In fact, as you can also see from the video, one byproduct of the research for the Code film project is that I’ve become pretty good at three-note-per-string scale playing. While this is an accomplishment I’m proud of, it is also a limiting factor. One of the reasons I don’t like practicing exercises is that, no matter what anyone says, doing so absolutely will negatively affect your improvisational creativity. What you practice is what you play. And if you spend hours practicing patterns, sure enough, when the band kicks in, patterns are what will emerge. And with so much great music both extant and waiting to be created, there’s bound to be something that both satisfies your practice needs and sounds super cool at the same time. Nevertheless, I’ve had very little me-time over the past couple of years to sit down and compose interesting songs and licks that venture beyond the three-note-per-string milieu.

Thankfully, there were some great improvisatory moments that popped up, frequently inspired by the fabulous tones of the amps I played. Check the attached video clips for some ultra-funky Cornford Hellcat riffing, and some cool bop sounds from the versatile Two Rock Topaz.

Get Your Tone On

GEAR LUST OR GEAR LOST? Reading about tone is like taking pictures of food.

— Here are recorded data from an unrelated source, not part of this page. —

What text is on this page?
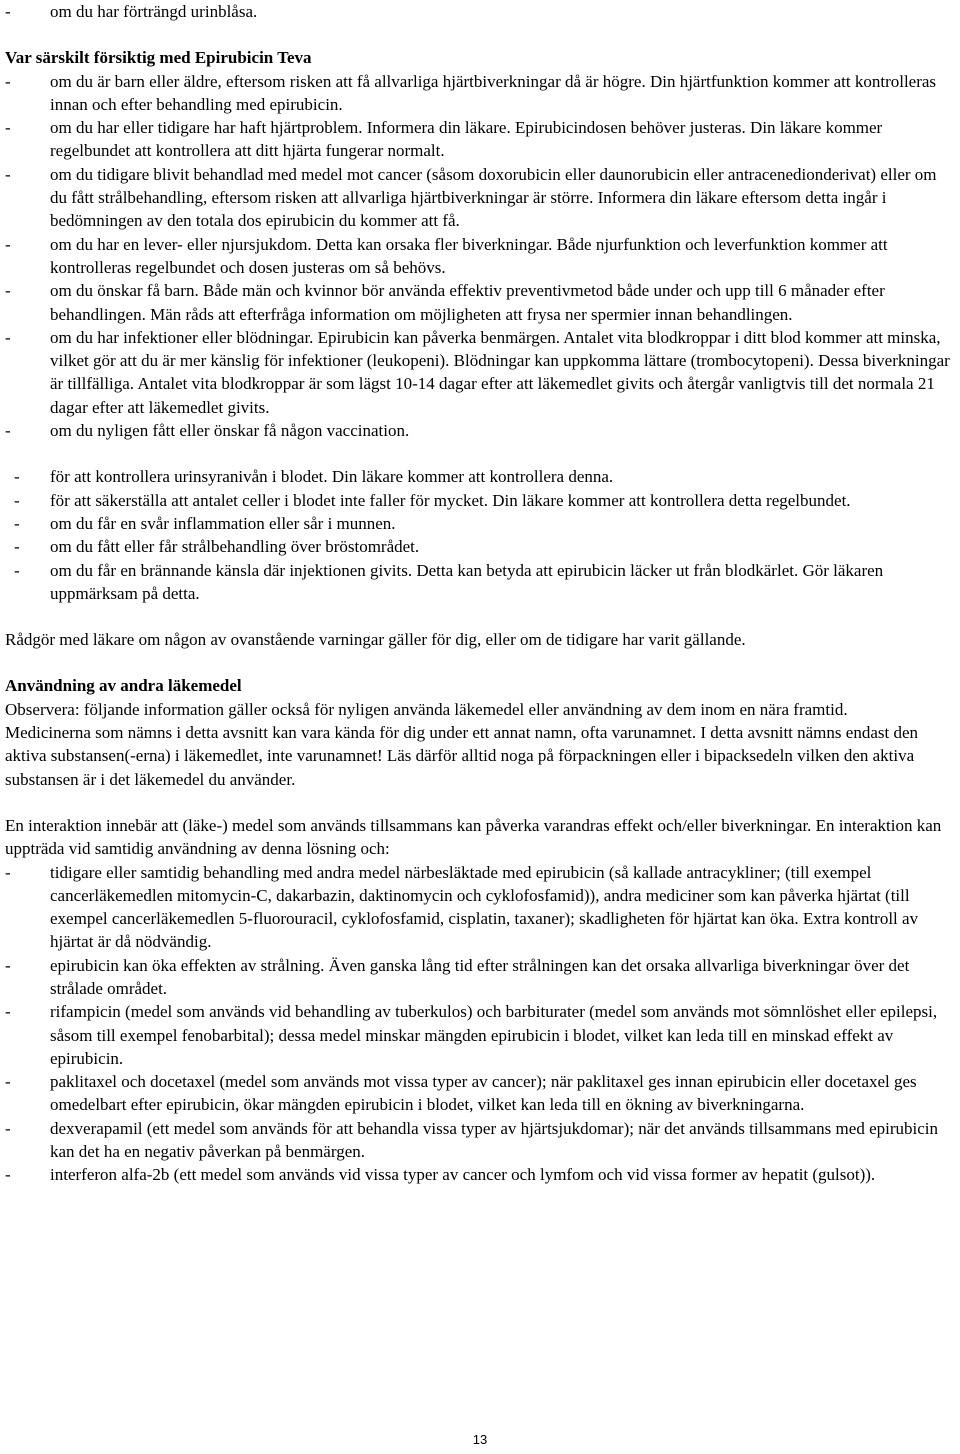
- om du har förträngd urinblåsa.
Var särskilt försiktig med Epirubicin Teva
- om du är barn eller äldre, eftersom risken att få allvarliga hjärtbiverkningar då är högre. Din hjärtfunktion kommer att kontrolleras innan och efter behandling med epirubicin.
- om du har eller tidigare har haft hjärtproblem. Informera din läkare. Epirubicindosen behöver justeras. Din läkare kommer regelbundet att kontrollera att ditt hjärta fungerar normalt.
- om du tidigare blivit behandlad med medel mot cancer (såsom doxorubicin eller daunorubicin eller antracenedionderivat) eller om du fått strålbehandling, eftersom risken att allvarliga hjärtbiverkningar är större. Informera din läkare eftersom detta ingår i bedömningen av den totala dos epirubicin du kommer att få.
- om du har en lever- eller njursjukdom. Detta kan orsaka fler biverkningar. Både njurfunktion och leverfunktion kommer att kontrolleras regelbundet och dosen justeras om så behövs.
- om du önskar få barn. Både män och kvinnor bör använda effektiv preventivmetod både under och upp till 6 månader efter behandlingen. Män råds att efterfråga information om möjligheten att frysa ner spermier innan behandlingen.
- om du har infektioner eller blödningar. Epirubicin kan påverka benmärgen. Antalet vita blodkroppar i ditt blod kommer att minska, vilket gör att du är mer känslig för infektioner (leukopeni). Blödningar kan uppkomma lättare (trombocytopeni). Dessa biverkningar är tillfälliga. Antalet vita blodkroppar är som lägst 10-14 dagar efter att läkemedlet givits och återgår vanligtvis till det normala 21 dagar efter att läkemedlet givits.
- om du nyligen fått eller önskar få någon vaccination.
- för att kontrollera urinsyranivån i blodet. Din läkare kommer att kontrollera denna.
- för att säkerställa att antalet celler i blodet inte faller för mycket. Din läkare kommer att kontrollera detta regelbundet.
- om du får en svår inflammation eller sår i munnen.
- om du fått eller får strålbehandling över bröstområdet.
- om du får en brännande känsla där injektionen givits. Detta kan betyda att epirubicin läcker ut från blodkärlet. Gör läkaren uppmärksam på detta.

Rådgör med läkare om någon av ovanstående varningar gäller för dig, eller om de tidigare har varit gällande.

Användning av andra läkemedel

Observera: följande information gäller också för nyligen använda läkemedel eller användning av dem inom en nära framtid.

Medicinerna som nämns i detta avsnitt kan vara kända för dig under ett annat namn, ofta varunamnet. I detta avsnitt nämns endast den aktiva substansen(-erna) i läkemedlet, inte varunamnet! Läs därför alltid noga på förpackningen eller i bipacksedeln vilken den aktiva substansen är i det läkemedel du använder.

En interaktion innebär att (läke-) medel som används tillsammans kan påverka varandras effekt och/eller biverkningar. En interaktion kan uppträda vid samtidig användning av denna lösning och:

- tidigare eller samtidig behandling med andra medel närbesläktade med epirubicin (så kallade antracykliner; (till exempel cancerläkemedlen mitomycin-C, dakarbazin, daktinomycin och cyklofosfamid)), andra mediciner som kan påverka hjärtat (till exempel cancerläkemedlen 5-fluorouracil, cyklofosfamid, cisplatin, taxaner); skadligheten för hjärtat kan öka. Extra kontroll av hjärtat är då nödvändig.
- epirubicin kan öka effekten av strålning. Även ganska lång tid efter strålningen kan det orsaka allvarliga biverkningar över det strålade området.
- rifampicin (medel som används vid behandling av tuberkulos) och barbiturater (medel som används mot sömnlöshet eller epilepsi, såsom till exempel fenobarbital); dessa medel minskar mängden epirubicin i blodet, vilket kan leda till en minskad effekt av epirubicin.
- paklitaxel och docetaxel (medel som används mot vissa typer av cancer); när paklitaxel ges innan epirubicin eller docetaxel ges omedelbart efter epirubicin, ökar mängden epirubicin i blodet, vilket kan leda till en ökning av biverkningarna.
- dexverapamil (ett medel som används för att behandla vissa typer av hjärtsjukdomar); när det används tillsammans med epirubicin kan det ha en negativ påverkan på benmärgen.
- interferon alfa-2b (ett medel som används vid vissa typer av cancer och lymfom och vid vissa former av hepatit (gulsot)).
13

You may not have been present at the Ultrasound session, but I know you were there in spirit. Which is why I offer you a fun role to play in potentially shaping the amplifier purchase I will ultimately make. I’ve put together a compendium of the sound samples I recorded, and offered them up as a handy survey. Take a look at the Amp Shopping Poll and decide for yourself what you think these amps sound like. With so much written gear review material on the web, but so few comprehensive sound samples available (Seymour Duncan’s excellent web site is a notable exception), I think this format should become the de facto standard as traditional guitar magazines go increasingly digital.